Она попыталась уйти. Он загородил ей дорогу.
– И все-таки я пойду. Пожалуйста, не усугубляй все это.
– Ты не понимаешь, Тер. Я не разрешаю тебе.
Она почувствовала, как забилось ее сердце. Она должна была что-то сделать. Положила руку ему на плечо, легко толкнула его, стараясь освободить себе дорогу. Он не сдвинулся с места.
– Ты, сука, – выдохнул он.
Она замерла, когда он поднял руку, чтобы ударить ее.
– Не делай этого!
– Ты все же хочешь уйти, Тер? – Рука его замерла в воздухе, готовая ударить, если она не скажет "нет", хотя бы жестом. – Или мы поговорим с тобой?
Терри молчала.

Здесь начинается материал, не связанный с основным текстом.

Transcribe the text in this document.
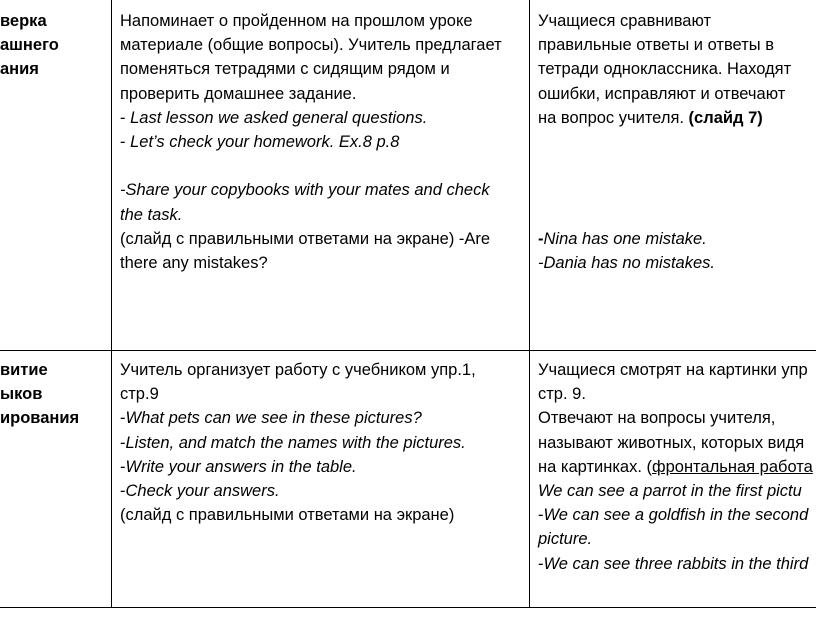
верка
ашнего
ания
Напоминает о пройденном на прошлом уроке
материале (общие вопросы). Учитель предлагает
поменяться тетрадями с сидящим рядом и
проверить домашнее задание.
- Last lesson we asked general questions.
- Let’s check your homework. Ex.8 p.8
-Share your copybooks with your mates and check
the task.
(слайд с правильными ответами на экране) -Are
there any mistakes?
Учащиеся сравнивают
правильные ответы и ответы в
тетради одноклассника. Находят
ошибки, исправляют и отвечают
на вопрос учителя. (слайд 7)
-Nina has one mistake.
-Dania has no mistakes.
витие
ыков
ирования
Учитель организует работу с учебником упр.1,
стр.9
-What pets can we see in these pictures?
-Listen, and match the names with the pictures.
-Write your answers in the table.
-Check your answers.
(слайд с правильными ответами на экране)
Учащиеся смотрят на картинки упр
стр. 9.
Отвечают на вопросы учителя,
называют животных, которых видя
на картинках. (фронтальная работа
We can see a parrot in the first pictu
-We can see a goldfish in the second
picture.
-We can see three rabbits in the third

Когда его рука поднялась выше, она вздрогнула.
– Не делай этого! – выкрикнула она снова и, повернувшись, бросилась к стене.
Она слышала, что он пошел вслед за ней. Она шарила по стене в поисках выключателя. Когда Терри зажгла свет и повернулась, Ричи был в двух футах от нее, стоял, все еще подняв руку, щурился от света.
Терри тяжело дышала:
– Давай, Ричи. Бей. Да не один раз. Так, чтобы суд это учел. Его лицо залило красной. Но руну он не опустил.
Терри смотрела ему в глаза.
– Я должна признать, что обычно ты не оскорблял меня. Не то что мой отец мою мать. – Она вздохнула. – Теперь знаю почему. До того, как я встретила тебя, я была приучена уступать. И единственное различие между тобой и моим отцом во мне.
Ричи молчал, краснел, не сводя с нее глаз.
– Но со всем этим покончено, – спокойно заключила Терри. – Ударишь ты меня или нет, я ухожу. А если ты ударишь меня, это будет последний раз, когда ты ударил кого-либо.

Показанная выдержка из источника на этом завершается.